Autre complication : l'identité d'un adolescent est une cible mouvante, et essayer de la faire correspondre à un son, c'est comme essayer de confectionner un costume pour un enfant en pleine poussée de croissance. Pire encore, les goûts de Ferreira grandissaient dans des directions qui ne sont généralement pas considérées comme utiles dans la dance pop démographique des adolescents. La liste des influences sur sa page MySpace semblait provenir d'un vendeur de disquaire : Lene Lovich, Deerhoof, Nico, Bow Wow Wow. Une hypothèse répandue était que la marque essayait de lui donner un look branché. Une hypothèse plus évidente aurait pu être que Ferreira était une adolescente alternative assez typique de la côte avec une connexion Internet – une personne qui se réjouirait désormais de son amour pour la chanteuse folk psychédélique Linda Perhacs, le réalisateur Leos Carax ou les merveilles de Technicolor (« Parce que c'est si beau et que le monde n'est pas comme ça »). Écoutez « One », le formidable single électro-pop qu'elle a sorti en 2010, et vous entendrez de nombreuses allusions à la fois à ses goûts et à son faible niveau de satisfaction au travail. (Les paroles « Je ne suis pas un robot, mais j'en ai l'impression » sont peut-être les plus évidentes, mais elle souligne également comment des éléments de la production sont tirés de sources telles que « O Superman » de Laurie Anderson et « Cloudbusting » de Kate Bush. ») À 15 ans, dit-elle, elle « acceptait n'importe quoi – c'était souvent drôle pour moi, quand j'écrivais sur la fête ou sur les garçons ». Au fil des années qui ont suivi, sa carrière est devenue une série de tenues essayées et abandonnées, des ballades acoustiques aux rockers brillants en passant par son moins préféré, un single intitulé "Obsession", dont on devine rien qu'en l'écoutant qui se retrouverait sur la bande originale de une émission télévisée sur les vampires. Elle est passée d'une brune aux cheveux longs et au visage à appareil dentaire à quelque chose de plus dangereux.

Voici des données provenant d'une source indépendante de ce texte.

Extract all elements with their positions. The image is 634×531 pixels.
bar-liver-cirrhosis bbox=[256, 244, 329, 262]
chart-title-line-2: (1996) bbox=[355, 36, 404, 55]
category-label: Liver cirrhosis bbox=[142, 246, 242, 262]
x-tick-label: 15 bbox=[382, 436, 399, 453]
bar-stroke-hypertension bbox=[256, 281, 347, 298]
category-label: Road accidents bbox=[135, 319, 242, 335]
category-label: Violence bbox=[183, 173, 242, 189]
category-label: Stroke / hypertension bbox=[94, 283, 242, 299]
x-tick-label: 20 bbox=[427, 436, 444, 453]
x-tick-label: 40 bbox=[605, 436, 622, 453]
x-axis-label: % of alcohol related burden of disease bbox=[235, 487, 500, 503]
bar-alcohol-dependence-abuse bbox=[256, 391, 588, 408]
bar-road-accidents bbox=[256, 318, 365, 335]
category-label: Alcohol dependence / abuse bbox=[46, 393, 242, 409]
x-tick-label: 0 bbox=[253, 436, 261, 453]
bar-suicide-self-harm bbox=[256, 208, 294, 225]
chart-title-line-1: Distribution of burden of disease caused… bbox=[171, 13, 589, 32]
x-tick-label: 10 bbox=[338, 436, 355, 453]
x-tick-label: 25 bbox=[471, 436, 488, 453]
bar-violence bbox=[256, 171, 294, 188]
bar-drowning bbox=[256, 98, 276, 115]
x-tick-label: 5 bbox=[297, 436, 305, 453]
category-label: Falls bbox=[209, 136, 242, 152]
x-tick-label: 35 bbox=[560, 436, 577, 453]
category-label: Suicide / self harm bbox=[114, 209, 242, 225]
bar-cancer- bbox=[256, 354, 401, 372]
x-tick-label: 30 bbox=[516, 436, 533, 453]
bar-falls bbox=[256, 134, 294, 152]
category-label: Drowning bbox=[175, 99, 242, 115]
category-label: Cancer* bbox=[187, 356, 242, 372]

Toute cette histoire peut ressembler à une parabole féministe/marxiste évidente sur la culture des célébrités, ou sur l'utilisation des femmes comme accessoires dans la mode, ou sur le besoin de l'industrie musicale de monétiser les enfants humains - et bien sûr, de nombreux sentiments de Ferreira à ce sujet penchent dans ces directions. . «Je suis une sorte de blog tabloïd», dit-elle, «mais si j'étais juste un gars ou une fille qui n'était en aucun cas offensant…» Elle parle du sentiment d'appartenir au public, de la façon dont «les gens se sentent comme s’ils avaient le droit de me dire qui je suis. Elle prend un risque et ordonne ce second Arnold Palmer. «Je suis vraiment en colère. J'essaie juste de garder la tête haute en ce moment, car le mois a été long », dit-elle. « Il n'y a qu'une limite à ce que je peux supporter. Mais je dois le prendre. Je dois continuer, pour montrer à tout le monde que ce n’est pas ce qu’ils veulent faire de moi. Etc'estla qualité qui s'est avérée fascinante : Ferreira est beaucoup moins aveugle qu'on ne l'imaginait, et ce sentiment d'être abusé va de pair avec une persistance obstinée et rebelle. Sa réaction au sentiment d'être assiégé n'est pas l'aspiration habituelle à se tenir froidement au-dessus de tout cela ; cela ressemble, de l'extérieur, plus à l'idéal platonicien de l'adolescente bizarre qui se promène à l'école avec un air triste et magnifique et qui fait flipper les gens et rit toute seule.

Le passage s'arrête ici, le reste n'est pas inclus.